Entzeitigt

posted by ush on 2008/01/01 15:43

[ Verbotene Worte | Fobidding Words ]

Eine Literatur, die sich heute um unser Verhältnis zum Vergangenen sorgt, müßte uns lesend spüren lassen, daß wir selbst baldige Tote sind. Wer sich lesend als zukünftigen Toten erlebt, als zukünftigen Toten genießt und ehrt, hätte augenblicklich das Rechte richtig gelesen.

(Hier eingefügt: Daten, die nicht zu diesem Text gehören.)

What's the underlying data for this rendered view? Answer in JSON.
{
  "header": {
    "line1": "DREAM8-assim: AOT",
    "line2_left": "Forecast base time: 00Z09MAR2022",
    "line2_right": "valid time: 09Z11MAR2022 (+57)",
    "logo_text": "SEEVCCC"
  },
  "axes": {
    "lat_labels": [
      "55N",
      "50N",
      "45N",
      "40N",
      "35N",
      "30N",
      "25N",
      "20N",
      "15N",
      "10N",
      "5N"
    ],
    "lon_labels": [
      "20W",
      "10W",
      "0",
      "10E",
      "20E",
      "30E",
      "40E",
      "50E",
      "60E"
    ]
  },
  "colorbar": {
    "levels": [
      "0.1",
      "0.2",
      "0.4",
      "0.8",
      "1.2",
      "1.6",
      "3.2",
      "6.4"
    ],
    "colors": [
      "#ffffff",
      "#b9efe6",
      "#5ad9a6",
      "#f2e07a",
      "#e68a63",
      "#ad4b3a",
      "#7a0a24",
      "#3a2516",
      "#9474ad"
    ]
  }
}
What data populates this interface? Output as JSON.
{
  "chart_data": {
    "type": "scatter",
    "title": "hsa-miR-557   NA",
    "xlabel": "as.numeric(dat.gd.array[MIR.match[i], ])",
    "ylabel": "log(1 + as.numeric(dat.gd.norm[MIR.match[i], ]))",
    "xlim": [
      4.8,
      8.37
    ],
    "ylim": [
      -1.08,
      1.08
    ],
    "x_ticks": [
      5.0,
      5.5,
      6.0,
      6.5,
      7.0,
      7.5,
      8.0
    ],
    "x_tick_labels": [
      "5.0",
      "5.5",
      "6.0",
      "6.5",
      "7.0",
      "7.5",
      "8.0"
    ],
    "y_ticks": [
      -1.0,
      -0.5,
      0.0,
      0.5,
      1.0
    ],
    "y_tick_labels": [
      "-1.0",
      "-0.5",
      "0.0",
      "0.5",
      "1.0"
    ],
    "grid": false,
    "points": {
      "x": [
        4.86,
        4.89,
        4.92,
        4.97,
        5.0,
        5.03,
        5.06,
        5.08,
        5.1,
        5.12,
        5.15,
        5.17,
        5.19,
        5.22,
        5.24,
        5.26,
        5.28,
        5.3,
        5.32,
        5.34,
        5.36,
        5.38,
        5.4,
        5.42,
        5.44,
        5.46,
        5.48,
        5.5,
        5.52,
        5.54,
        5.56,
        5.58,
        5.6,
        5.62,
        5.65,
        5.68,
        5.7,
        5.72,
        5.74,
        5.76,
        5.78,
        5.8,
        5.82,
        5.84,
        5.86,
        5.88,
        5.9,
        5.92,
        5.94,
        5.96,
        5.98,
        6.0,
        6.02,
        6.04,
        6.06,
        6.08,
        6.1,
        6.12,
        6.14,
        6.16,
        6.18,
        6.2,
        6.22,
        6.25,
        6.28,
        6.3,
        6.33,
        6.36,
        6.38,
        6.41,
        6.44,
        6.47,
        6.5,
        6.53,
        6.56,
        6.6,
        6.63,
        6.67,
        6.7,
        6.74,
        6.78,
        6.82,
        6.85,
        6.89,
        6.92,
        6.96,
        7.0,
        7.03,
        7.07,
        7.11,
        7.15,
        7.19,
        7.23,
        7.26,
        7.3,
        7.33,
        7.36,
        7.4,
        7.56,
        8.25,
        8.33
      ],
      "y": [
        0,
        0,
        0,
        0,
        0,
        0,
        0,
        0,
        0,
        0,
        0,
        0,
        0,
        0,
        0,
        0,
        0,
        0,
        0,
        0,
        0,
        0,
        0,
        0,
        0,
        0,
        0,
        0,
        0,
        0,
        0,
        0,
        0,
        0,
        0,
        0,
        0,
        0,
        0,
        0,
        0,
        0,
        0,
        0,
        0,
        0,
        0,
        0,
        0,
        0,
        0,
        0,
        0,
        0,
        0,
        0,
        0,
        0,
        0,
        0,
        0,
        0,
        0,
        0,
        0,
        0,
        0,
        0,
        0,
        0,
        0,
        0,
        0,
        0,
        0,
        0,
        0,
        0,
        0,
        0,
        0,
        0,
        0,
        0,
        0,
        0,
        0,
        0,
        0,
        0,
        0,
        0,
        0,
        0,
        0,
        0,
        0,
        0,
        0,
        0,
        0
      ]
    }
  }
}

Dies ist zum Ende von Georg Kleins Essay, der Als Vortrag gehalten auf der Tagung Die Macht der Erinnerungen in der Phantastischen Bibliothek Wetzlar am 12.Mai 2004 gehalten und nun in Verbotene Worte publiziert wurde, zu lesen.

Georg Klein zollt dem Geschäft mit der Vergangenheit eher Geringachtung, die großen Diskussionen um Gedächtnisse sind eher als medialer Effekt zu verstehen. Blut, Schuld und Sühne, Opfer und Täter, bessere Zeiten und schlechtere Zeiten machen sich vor allem ins Bild gesetzt gut. Wobei die Literatur der Leinwand fast nur hinterher hinken kann.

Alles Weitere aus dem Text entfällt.